By Charlie Fletcher
In our age of inclusivity, diversity, and personal empowerment, no one wants to imagine that ageism continues to be a thing. Nor do we want to accept that ageism is also often accompanied by sexism. However, the stark reality is that both do, indeed, exist in our culture. Gendered ageism is a huge issue.
Most troublingly of all, perhaps, is that the scourge of ageism and sexism persists in the one domain where older women should find themselves feeling the safest and the most protected: the medical industry.
This reality of gendered ageism, unfortunately, can take a devastating toll on the physical and mental health of older women. The good news, however, is that there are tangible steps women and their support networks can take to protect older women’s rights in the medical system and to ensure they receive both the respect and the quality of care they deserve.
(Mis)Understanding the Female Patient
Unconscious bias in the medical industry does not begin when a woman reaches middle age. In fact, research has shown that bias against women persists across the lifespan. This can impact not only the care of female patients but also the underrepresentation of women in leadership roles in the healthcare industry.
This has contributed to a significant and disturbing pattern in which female patients of all ages are more likely to experience misdiagnosis or delayed diagnosis than male patients presenting with the same symptoms. Indeed, studies show that physicians are far more likely to dismiss or minimize women’s self-reported pain than the self-reported pain of male patients.
On the one hand, this may be attributed to the unconscious cultural influence of gender stereotypes that hold that women are more likely to be emotional, exaggerate, and even succumb to anxiety and “hysteria.” These stereotypes, in other words, suggest that women’s pain is, more often than not, all in their heads.
It’s not only that prevailing gender stereotypes may both consciously and unconsciously influence a practitioner’s perception of the patient, her complaints, or her needs. Studies have also shown that women are woefully underrepresented in medical research and medical education. Thus, healthcare providers often simply do not have the training or the data to understand how illness impacts women’s bodies differently than men’s.
Ageism Twinning with Sexism: A Perfect Storm
As difficult as it may be for female patients in general to receive the quality of healthcare they need, those challenges amplify as women age. A 2021 report from The Lancet, for example, found that gendered ageism continues to be ubiquitous in the healthcare system.
A significant consequence of ageism in healthcare is the tendency to attribute treatable conditions or significant warning signs of nascent disease as merely the effects of getting older. Further, ageism in healthcare may well lead to the denial of standard treatment protocols. Practitioners may design their treatment plans not on the patient’s needs or values but on the healthcare provider’s ageist assumptions regarding quality of life and longevity.
When you combine the influences of ageism with those of sexism in the medical industry, then it’s not difficult to understand why older women in particular may be subject to inappropriate, poor quality, and biased care.
Mental Health Ramifications
The results of gendered ageism can not only be life-threatening, but they can also have a deeply deleterious impact on women’s mental health. Post-traumatic stress disorder (PTSD) related to medical events is very real, and it can ravage a patient’s sense of safety, trust, peace, and well-being.
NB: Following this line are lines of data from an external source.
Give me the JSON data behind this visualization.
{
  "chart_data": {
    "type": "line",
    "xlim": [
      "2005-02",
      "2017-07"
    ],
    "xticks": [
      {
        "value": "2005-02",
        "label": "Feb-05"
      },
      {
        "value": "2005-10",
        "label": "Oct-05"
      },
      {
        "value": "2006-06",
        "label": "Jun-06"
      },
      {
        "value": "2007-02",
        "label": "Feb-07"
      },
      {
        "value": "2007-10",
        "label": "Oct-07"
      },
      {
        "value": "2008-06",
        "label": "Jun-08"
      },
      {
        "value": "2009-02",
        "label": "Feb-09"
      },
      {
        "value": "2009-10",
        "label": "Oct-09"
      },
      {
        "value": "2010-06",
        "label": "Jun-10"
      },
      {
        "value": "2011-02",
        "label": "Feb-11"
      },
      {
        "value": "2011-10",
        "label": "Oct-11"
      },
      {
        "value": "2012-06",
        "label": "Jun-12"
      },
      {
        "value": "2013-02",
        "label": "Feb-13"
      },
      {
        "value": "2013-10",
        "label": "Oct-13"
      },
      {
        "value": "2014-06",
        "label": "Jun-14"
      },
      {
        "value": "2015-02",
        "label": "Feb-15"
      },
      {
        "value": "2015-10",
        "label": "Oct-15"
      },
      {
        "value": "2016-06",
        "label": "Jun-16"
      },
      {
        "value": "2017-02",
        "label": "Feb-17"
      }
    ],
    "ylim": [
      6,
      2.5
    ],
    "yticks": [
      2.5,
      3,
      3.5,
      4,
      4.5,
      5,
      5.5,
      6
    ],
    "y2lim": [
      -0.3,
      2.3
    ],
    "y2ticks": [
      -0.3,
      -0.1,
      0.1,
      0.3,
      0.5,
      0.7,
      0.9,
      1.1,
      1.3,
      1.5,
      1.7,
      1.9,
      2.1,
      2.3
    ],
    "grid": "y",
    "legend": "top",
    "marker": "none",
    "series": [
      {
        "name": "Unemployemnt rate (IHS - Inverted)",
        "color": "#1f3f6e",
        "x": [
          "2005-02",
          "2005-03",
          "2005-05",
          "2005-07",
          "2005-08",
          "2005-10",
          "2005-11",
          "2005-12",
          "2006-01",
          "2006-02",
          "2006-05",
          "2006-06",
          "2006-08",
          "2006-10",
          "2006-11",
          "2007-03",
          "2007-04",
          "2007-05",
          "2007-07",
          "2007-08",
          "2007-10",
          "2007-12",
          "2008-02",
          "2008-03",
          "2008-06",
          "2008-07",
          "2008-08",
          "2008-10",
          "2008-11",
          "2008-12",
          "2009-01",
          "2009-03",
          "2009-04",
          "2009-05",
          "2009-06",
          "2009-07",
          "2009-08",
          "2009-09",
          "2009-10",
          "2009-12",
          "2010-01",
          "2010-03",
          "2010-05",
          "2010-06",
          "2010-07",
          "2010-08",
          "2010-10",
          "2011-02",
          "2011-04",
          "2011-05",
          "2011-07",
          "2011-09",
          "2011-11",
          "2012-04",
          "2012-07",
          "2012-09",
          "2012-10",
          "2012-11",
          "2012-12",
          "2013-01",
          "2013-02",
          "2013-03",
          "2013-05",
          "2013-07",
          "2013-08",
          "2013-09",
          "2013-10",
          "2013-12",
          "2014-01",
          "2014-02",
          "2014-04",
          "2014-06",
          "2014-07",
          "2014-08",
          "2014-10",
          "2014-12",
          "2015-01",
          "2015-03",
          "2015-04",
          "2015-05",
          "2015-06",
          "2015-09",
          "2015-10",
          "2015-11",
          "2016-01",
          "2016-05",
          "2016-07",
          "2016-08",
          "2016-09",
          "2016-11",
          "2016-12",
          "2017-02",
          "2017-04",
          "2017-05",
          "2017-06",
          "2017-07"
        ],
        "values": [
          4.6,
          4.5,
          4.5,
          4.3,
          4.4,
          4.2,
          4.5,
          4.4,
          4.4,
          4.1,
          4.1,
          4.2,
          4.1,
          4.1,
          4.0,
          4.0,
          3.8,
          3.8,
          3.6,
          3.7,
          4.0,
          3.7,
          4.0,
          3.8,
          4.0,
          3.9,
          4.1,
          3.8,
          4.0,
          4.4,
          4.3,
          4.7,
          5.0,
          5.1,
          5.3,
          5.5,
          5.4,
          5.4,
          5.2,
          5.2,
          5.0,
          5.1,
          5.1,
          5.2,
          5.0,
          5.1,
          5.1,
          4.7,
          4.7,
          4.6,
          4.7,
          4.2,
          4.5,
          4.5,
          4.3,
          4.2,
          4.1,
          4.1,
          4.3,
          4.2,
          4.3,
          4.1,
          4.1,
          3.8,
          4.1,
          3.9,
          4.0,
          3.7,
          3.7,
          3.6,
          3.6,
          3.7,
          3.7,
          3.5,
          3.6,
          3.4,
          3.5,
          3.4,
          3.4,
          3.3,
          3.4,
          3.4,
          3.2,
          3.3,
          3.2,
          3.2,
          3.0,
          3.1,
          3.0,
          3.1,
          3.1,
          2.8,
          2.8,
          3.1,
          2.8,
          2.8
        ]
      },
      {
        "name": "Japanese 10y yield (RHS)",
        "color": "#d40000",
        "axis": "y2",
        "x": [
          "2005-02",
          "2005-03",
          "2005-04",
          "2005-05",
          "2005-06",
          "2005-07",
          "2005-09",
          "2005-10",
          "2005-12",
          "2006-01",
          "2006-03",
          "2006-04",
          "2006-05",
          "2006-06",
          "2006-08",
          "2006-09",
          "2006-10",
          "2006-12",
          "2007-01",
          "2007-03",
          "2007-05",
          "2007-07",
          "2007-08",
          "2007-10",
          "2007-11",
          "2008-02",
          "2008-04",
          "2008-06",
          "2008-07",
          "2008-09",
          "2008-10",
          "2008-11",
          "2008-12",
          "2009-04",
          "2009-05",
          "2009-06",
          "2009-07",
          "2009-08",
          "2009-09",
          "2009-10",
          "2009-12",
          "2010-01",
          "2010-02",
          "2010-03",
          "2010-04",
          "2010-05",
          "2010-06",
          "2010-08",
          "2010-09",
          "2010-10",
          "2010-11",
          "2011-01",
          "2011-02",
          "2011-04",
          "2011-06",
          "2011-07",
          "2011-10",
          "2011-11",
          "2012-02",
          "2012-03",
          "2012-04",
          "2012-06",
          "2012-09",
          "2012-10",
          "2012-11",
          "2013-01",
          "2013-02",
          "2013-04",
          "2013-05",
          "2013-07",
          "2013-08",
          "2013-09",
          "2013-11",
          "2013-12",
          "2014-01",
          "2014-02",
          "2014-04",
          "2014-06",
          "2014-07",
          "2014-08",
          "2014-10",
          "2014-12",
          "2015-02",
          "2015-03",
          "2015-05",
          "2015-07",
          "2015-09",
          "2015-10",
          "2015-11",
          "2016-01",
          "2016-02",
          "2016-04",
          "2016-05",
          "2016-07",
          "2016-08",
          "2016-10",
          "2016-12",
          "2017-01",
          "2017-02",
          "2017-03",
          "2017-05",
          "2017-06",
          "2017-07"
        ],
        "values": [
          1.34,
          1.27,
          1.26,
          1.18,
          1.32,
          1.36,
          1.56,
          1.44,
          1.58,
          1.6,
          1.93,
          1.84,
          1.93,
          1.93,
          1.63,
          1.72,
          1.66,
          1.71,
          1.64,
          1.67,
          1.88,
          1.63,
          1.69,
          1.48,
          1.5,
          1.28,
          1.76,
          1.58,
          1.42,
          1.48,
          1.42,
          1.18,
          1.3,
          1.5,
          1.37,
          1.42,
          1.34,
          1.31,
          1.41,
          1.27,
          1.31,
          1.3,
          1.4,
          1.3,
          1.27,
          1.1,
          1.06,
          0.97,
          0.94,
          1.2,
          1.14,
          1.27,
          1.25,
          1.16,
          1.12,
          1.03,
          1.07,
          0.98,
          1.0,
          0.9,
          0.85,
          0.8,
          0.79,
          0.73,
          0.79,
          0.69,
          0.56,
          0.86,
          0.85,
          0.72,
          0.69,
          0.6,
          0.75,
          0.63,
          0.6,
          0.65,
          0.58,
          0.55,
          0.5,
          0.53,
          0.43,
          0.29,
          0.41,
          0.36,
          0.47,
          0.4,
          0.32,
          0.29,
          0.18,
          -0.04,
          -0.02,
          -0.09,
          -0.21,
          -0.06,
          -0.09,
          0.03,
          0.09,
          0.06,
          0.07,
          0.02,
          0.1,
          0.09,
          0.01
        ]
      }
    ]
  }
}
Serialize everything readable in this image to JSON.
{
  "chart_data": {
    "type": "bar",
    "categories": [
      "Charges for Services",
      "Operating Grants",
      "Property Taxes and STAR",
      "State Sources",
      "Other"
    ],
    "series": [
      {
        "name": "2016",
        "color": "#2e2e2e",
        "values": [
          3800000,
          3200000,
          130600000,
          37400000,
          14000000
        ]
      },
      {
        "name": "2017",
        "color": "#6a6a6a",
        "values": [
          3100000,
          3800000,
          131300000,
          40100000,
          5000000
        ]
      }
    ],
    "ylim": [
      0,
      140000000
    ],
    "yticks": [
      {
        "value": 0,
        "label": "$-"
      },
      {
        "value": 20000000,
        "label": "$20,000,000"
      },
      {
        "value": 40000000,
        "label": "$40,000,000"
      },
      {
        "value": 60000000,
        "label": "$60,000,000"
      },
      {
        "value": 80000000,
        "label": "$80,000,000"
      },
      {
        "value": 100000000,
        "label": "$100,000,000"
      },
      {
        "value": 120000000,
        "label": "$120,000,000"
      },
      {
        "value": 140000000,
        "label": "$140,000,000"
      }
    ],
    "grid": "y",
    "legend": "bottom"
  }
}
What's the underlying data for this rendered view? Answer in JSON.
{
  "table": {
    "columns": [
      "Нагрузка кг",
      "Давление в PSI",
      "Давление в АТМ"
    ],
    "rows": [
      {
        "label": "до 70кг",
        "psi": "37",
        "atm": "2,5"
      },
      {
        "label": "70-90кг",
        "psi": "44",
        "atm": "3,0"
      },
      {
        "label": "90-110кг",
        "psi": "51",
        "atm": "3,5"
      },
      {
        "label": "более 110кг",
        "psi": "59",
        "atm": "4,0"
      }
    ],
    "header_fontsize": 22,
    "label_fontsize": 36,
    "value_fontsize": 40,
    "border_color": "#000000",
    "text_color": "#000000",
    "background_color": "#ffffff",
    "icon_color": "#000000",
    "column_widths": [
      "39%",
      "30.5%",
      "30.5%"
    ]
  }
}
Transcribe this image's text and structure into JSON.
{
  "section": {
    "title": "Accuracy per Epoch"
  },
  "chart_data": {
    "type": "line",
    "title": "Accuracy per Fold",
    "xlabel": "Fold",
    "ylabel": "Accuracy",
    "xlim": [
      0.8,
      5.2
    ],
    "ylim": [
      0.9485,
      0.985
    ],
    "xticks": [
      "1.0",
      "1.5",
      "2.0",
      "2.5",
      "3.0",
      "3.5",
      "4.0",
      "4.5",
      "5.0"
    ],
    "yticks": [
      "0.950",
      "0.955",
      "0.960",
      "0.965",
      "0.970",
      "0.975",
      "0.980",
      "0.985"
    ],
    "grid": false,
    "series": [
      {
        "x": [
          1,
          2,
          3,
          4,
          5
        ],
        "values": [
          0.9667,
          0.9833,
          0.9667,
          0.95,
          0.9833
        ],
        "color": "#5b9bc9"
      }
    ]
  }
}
Unfortunately, when your experience of medical care is one in which you are disbelieved, dismissed, or diminished, you will always already be at risk of profound anxiety, stress, and distress. If you then couple this with a misdiagnosis or delayed diagnosis, you may well experience the fear and pain of aggressive treatments that might have been avoided with proper and timely care.
What is to Be Done?
As prevalent as gendered ageism may be in the healthcare industry, it does not have to be the destiny of every older woman. Indeed, it is not only possible but older women must learn to advocate for themselves in the medical system.
It begins by preparing yourself to speak up, to be honest, and to assert and, if needed, defend your right to take charge of your own body, your life, and your health and medical choices. After all, you, not your healthcare team, will be the one to live out the consequences of the actions taken and the decisions made in the doctor’s office or hospital room.
It’s also imperative that you do your research and prepare yourself for every clinical encounter. Make lists of questions, symptoms, and concerns. Take a notebook into the office with you and make notes of your conversations with your healthcare provider.
Above all, enlist the support of someone you trust–a spouse, a sibling, a friend. Ensure they’re with you when you see your doctor. Often, your support person will have better recall and understanding of what is said than you will, given the inherent stress of a doctor’s visit. In addition, your support person can advocate for you when you can’t. So keep them involved in your healthcare and ensure they understand your concerns, as well as your wishes.
Sexism and ageism in the medical industry persist, and these can pose a significant threat to the mental and physical health of older women. The good news, though, is that mature women do not have to fall prey to unconscious bias in healthcare. The key is for women to learn to advocate for themselves and, above all, to recognize, embrace, and exercise their right to do so.
Charlie Fletcher is a freelance writer from the lovely “city of trees”- Boise, Idaho. Her love of writing pairs with her passion for social activism and search for the truth. When not writing, she is a part-time wedding planner and spends time with her nephews.